The algorithm proposed in this study is unlikely to achieve the high accuracy required for clinical breeding management. At a threshold of −0.2, it can predict more than 80% of nocturnal births (sensitivity 81.8%), but on average, there will be one false alarm per mare (precision 51.4%) during the last 7 days of pregnancy. A previous study [
14] suggested that prolonged lying posture possibly leads to the cooling of the device by colder environmental air, because lying posture allows an interspace between the ventral tail base skin and the anus. In addition, since this study was conducted using mares kept in an outdoor paddock all day, the sensor might be cooled down by rain or snow. These factors are likely the cause of a certain percentage of false positives and false negatives. It may be difficult to simply compare the accuracy of the foaling prediction method proposed in this study with previously reported methods because the sampling period, sampling time, and analysis method were different. On the other hand, pre-partum milk testing is useful for predicting the date of parturition in mares. Diel de Amorim et al. examined milk samples collected during the last four days before foaling in the evening (from 18:00 to 21:00) using several methods to verify their accuracy in predicting the parturition. That study found that calcium measured by using the titration-based test method (sensitivity 87.2%, specificity 66.3%), pH obtained using the pH digital meter (sensitivity 65.8%, specificity 71.6%), and pH obtained using the pH indicator paper strip (sensitivity 55.0%, specificity 88.0%) were useful for predicting parturition in Standardbred mares [
12]. If tail sensors are to be used clinically in the future, the accuracy of the foaling prediction model must be better than that of the prepartum milk test. Our previous study [
14] found that the tail-attached device with a thermistor and tri-axial accelerometer could detect the onset of labor with 100% sensitivity and accuracy by using data on VTB-ST together with lying and tail-raising behavior. Therefore, the combination of the previously reported foaling detection model with the foaling prediction model developed by the present study could contribute to a more efficient foaling management with less labor. Predictive algorithm helps horse breeders to prepare for the nocturnal foalings. Even if the predictive model does not work well for some mares, the delivery detection model will certainly inform the onset of labor early. Nabenishi et al. analyzed camera images of prepartum mares housed in indoor stalls during the night and reported that their locomotion distance increased 2 to 3 h before the onset of labor [
15]. That study, however, did not provide behavioral information during the daytime because the mares were moved to a pasture between 7:00 and 15:00. Analyzing the activity data obtained from tail sensors using AI tools such as machine learning and combining them with thermal algorithms could possibly improve the current foaling prediction model.

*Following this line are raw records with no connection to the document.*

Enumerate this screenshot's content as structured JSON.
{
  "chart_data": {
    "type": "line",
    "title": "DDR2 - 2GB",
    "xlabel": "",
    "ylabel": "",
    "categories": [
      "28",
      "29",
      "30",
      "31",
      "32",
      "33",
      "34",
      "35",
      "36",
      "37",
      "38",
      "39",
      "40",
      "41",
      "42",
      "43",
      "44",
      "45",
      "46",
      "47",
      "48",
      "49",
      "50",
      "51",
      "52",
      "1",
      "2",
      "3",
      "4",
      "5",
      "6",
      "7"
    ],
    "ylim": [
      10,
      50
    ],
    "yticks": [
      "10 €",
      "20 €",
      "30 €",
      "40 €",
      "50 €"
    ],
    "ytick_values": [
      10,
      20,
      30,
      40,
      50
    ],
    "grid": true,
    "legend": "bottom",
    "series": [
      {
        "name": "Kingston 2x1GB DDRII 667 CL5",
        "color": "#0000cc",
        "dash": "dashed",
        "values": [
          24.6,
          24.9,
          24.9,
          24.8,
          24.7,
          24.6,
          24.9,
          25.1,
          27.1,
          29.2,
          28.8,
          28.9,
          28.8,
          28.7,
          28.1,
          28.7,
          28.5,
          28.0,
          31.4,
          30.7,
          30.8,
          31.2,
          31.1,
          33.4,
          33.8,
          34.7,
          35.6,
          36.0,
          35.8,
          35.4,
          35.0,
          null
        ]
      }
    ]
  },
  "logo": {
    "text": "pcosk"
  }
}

One of the limitations of this study is the lack of external validation. The dataset used in this study was used to develop the algorithm, and the same dataset was used to verify its predictive accuracy. Therefore, there is a potential for overfitting, a possibility that this model is only applicable to the specific farm used in this study. For future clinical application, external validation is essential, and the authors have plan to collect data from other farms to verify the quality of the algorithm. Another limitation is the small size of the dataset. This study was based on a limited number of Japanese heavy draft mares (n = 22) with nocturnal foaling at a farm. To generalize the algorithm for foaling prediction, it will be necessary to collect and verify more data including daytime foaling in a variety of farms.